Say hello to the best root vegetable bread you’ve had this year. It’s going to change the way you think about winter produce and I’m so happy I get to introduce it to you. This loaf cake is subtly sweet and contrasted with rich, earthy notes. It’s just lovely. I adapted this recipe from Joshua McFadden’s Parsnip, Date, and Hazelnut Loaf Cake out of the incredible Six Seasons cookbook. Highly recommend. This version is completely vegan and uses half the sugar, and can absolutely be eaten as a “breakfast bread.” (Y’all know you can eat this any time of day though, really.) I highlighted the acidity of locally sourced meyer lemons for one of my favorite, unexpected flavors.
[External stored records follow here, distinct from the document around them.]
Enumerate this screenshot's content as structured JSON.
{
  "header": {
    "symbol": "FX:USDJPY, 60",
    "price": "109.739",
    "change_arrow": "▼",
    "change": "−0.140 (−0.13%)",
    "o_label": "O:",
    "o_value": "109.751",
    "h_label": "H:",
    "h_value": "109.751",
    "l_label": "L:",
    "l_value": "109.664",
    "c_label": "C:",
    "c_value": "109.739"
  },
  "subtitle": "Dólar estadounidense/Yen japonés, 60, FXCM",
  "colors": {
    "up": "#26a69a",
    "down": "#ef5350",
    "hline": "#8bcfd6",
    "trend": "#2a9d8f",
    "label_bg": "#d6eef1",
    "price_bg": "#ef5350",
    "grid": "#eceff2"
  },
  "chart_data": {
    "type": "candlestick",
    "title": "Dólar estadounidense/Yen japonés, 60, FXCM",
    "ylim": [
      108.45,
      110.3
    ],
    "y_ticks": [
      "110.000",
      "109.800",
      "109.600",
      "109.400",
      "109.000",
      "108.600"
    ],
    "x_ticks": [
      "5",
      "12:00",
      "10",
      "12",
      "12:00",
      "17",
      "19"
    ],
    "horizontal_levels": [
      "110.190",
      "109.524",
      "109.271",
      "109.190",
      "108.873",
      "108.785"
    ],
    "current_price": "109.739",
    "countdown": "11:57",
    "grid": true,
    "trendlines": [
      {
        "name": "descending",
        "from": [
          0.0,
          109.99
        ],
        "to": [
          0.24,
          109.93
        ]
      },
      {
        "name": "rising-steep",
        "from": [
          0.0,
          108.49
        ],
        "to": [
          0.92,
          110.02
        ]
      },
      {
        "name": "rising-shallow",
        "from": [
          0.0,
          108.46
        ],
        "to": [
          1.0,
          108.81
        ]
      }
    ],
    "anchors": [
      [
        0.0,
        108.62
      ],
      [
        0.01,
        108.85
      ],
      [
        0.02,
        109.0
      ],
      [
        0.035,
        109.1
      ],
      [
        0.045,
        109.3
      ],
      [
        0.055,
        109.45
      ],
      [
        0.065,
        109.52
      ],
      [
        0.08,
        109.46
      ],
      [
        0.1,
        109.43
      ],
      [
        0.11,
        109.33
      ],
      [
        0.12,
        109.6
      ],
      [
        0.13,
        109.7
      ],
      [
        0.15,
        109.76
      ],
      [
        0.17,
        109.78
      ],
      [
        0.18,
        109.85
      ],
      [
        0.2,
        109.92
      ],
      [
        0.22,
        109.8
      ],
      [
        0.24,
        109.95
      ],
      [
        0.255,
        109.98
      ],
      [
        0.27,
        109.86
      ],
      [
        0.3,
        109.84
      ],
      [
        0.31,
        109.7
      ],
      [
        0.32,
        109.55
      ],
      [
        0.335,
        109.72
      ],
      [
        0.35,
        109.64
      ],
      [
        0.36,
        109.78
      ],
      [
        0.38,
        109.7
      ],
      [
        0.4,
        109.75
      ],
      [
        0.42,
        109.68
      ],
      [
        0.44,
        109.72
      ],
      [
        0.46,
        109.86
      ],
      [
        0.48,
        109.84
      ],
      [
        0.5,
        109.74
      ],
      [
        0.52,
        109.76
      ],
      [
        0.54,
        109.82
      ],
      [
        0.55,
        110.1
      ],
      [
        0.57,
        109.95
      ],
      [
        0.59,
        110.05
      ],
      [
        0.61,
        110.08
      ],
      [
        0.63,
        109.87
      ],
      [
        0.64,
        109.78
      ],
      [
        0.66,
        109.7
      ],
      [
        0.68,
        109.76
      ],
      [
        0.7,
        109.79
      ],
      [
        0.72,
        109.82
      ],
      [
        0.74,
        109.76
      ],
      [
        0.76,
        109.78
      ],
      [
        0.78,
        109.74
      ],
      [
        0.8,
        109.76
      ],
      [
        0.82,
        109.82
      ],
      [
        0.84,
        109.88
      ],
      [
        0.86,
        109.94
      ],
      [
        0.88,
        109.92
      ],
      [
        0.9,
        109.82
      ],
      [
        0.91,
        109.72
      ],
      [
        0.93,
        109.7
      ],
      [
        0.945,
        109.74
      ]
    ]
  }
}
Let’s get into this Parsnip and Meyer Lemon Loaf Cake (with Toasted Hazelnuts + Dates!) All the mouth feel.
Using parsnips from the local farmer’s market was a great way to integrate seasonal produce. Not to mention the willy shapes and sizes I could pick out – there’s something so lovely about a unique root vegetable silhouette. Paired with toasted, local hazelnuts from Oregon growers, bulk bin sourced dates, and good quality olive oil the texture of this cake is perfectly moist. This is a great loaf to make out of simple bulk ingredients!
Absolutely no plastic packaging was involved in this recipe, totally zero-waste. I had the vanilla on hand (in a glass bottle) but eventually I will make my own! It’s a great feeling making a beautiful loaf to share (or not) without any disposal products. You can even double up oven space and make this Bulk Bin Granola at the same time. Two for one on breakfast! Both would be great with a glass of homemade almond milk!
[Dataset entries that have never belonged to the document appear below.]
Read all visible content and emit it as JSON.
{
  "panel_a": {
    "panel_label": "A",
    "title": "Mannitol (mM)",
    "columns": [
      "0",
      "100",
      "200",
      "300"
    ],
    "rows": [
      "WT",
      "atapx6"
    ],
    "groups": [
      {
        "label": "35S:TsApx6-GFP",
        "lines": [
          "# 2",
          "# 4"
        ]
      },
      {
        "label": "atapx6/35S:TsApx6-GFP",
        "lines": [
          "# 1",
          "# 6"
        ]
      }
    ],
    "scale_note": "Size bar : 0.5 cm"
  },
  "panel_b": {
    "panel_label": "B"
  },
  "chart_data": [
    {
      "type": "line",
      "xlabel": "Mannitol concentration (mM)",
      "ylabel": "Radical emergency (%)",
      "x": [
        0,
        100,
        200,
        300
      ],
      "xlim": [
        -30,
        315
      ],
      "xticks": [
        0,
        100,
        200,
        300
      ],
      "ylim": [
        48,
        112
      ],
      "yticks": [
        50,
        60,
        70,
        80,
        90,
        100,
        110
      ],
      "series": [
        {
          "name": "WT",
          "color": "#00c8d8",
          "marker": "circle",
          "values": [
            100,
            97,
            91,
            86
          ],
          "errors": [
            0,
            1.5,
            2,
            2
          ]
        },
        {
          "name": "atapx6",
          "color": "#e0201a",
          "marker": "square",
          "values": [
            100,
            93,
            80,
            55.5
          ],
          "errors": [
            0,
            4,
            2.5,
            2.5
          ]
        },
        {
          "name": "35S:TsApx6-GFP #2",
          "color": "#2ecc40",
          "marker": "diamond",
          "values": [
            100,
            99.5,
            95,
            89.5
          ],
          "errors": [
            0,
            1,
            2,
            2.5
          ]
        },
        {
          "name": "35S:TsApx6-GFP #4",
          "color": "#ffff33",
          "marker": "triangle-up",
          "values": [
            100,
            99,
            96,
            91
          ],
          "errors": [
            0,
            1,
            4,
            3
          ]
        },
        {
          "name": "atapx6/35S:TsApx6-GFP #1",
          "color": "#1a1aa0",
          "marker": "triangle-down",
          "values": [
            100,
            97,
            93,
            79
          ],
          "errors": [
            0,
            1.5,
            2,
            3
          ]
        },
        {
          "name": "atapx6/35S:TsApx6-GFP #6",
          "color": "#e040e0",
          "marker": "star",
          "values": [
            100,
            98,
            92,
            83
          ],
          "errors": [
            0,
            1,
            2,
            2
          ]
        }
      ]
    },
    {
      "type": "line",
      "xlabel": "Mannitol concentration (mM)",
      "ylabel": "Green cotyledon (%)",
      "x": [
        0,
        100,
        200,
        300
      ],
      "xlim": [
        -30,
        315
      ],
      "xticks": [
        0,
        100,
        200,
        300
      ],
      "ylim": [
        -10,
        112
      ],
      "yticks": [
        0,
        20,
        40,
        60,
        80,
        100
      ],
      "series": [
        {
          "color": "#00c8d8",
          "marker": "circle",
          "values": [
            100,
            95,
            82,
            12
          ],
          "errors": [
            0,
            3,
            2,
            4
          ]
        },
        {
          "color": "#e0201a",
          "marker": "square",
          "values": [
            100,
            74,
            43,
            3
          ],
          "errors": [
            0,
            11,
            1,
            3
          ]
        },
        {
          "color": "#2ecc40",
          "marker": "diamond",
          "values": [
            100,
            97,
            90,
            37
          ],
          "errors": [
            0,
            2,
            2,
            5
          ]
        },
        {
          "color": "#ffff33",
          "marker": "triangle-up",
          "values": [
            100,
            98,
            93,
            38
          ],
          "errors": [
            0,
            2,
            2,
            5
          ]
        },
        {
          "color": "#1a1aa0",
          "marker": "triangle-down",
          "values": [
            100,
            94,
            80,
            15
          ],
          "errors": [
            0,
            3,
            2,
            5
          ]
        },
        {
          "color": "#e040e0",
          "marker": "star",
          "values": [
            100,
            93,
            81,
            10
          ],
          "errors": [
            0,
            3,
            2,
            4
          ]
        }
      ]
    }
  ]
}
Can’t wait for you to try out my new favorite breakfast bread. Enjoy!
A lovely breakfast loaf cake featuring Oregon fresh earthy parsnips, bright meyer lemons, toasted hazelnuts, and bulk sourced dates. A zero-waste recipe you might not be able to share!
- Olive oil, for the pan
- 2 flax eggs (2 tbsp flaxseed meal with 5 tbsp water)
- 1 ¼ cup all purpose flour (bulk sourced)
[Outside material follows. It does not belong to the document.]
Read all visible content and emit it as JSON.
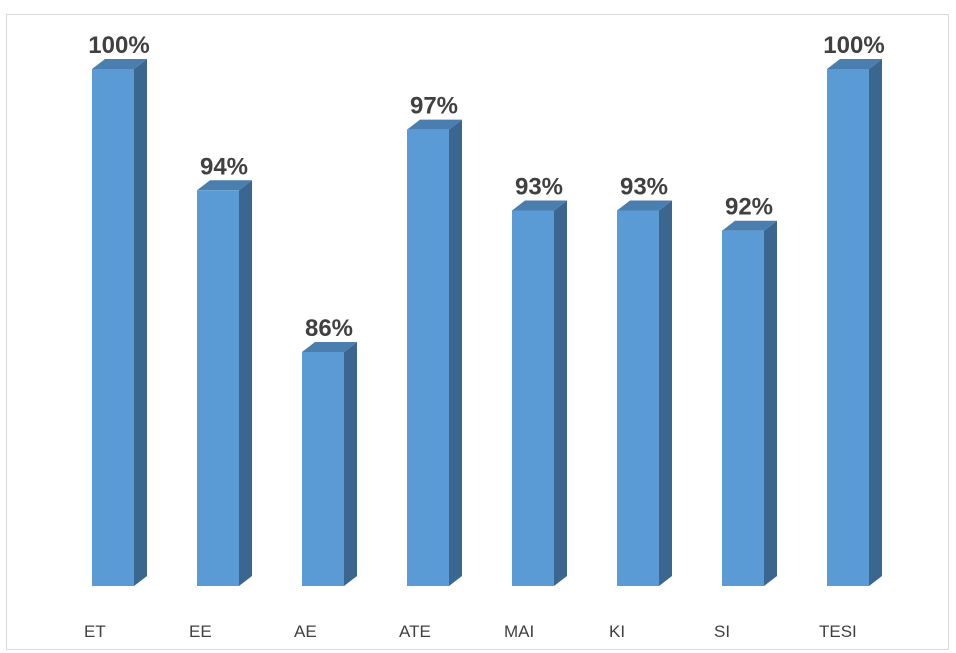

- 1 tsp baking soda (out of a cardboard box)
- 1 tsp kosher salt (out of a cardboard box)
- 1/2 cup chopped dates (bulk sourced)
- 1/2 pound chopped parsnips, approx 1 ½ c grated (farmer's market sourced + you can save the tops for stock!)
- 1/2 cup unrefined granulated sugar (bulk sourced)
- Juice from ½ meyer lemon (farmer's market sourced)
- 2 meyer lemon zest
- 1 tsp vanilla
- 2/3 cup extra-virgin olive oil (bulk sourced)
- 3/4 cup hazelnuts, toasted (bulk sourced)
Take an 8 x 5 inch loaf pan (or comparable size) and drizzle in olive oil. Move pan around until all sides and corners are evenly coated. Set aside.
Preheat oven to 325°.
In a small bowl make 2 flax eggs (add water to flaxseed meal and let sit 5 minutes.) Pour off any excess water after 5 minutes.
Sift flour, soda, and salt into large mixing bowl and whisk together. Add in chopped dates and mix until dates are thoroughly coated.
In food processor pulse parsnips into fine pieces (small grain size.)
To food processor add flax eggs, sugar, lemon juice, lemon zest, and vanilla until well blended. Add olive oil and pulse until a creamy consistency forms.
Add wet mixture to dry ingredients and fold in well. Add hazelnuts and fold until all flour disappears.
Pour batter into pre-prepared pan. Bake for 35 - 45 minutes or until golden brown on top. I did the full 45 minutes and checked with a fork at 35 minutes. Your fork should come out clean when the loaf is finished. Let cool in pan for 10 - 15 minutes. Run a knife along the edges to release loaf and flip upside down to remove from pan.
Enjoy! This lasts about 1 - 2 weeks (if you can put it down!) I covered with a clean cloth and left on the counter, the olive oil helps keep the moisture in. And should freeze well about 1 - 2 months (but need to test freezing a bit more.)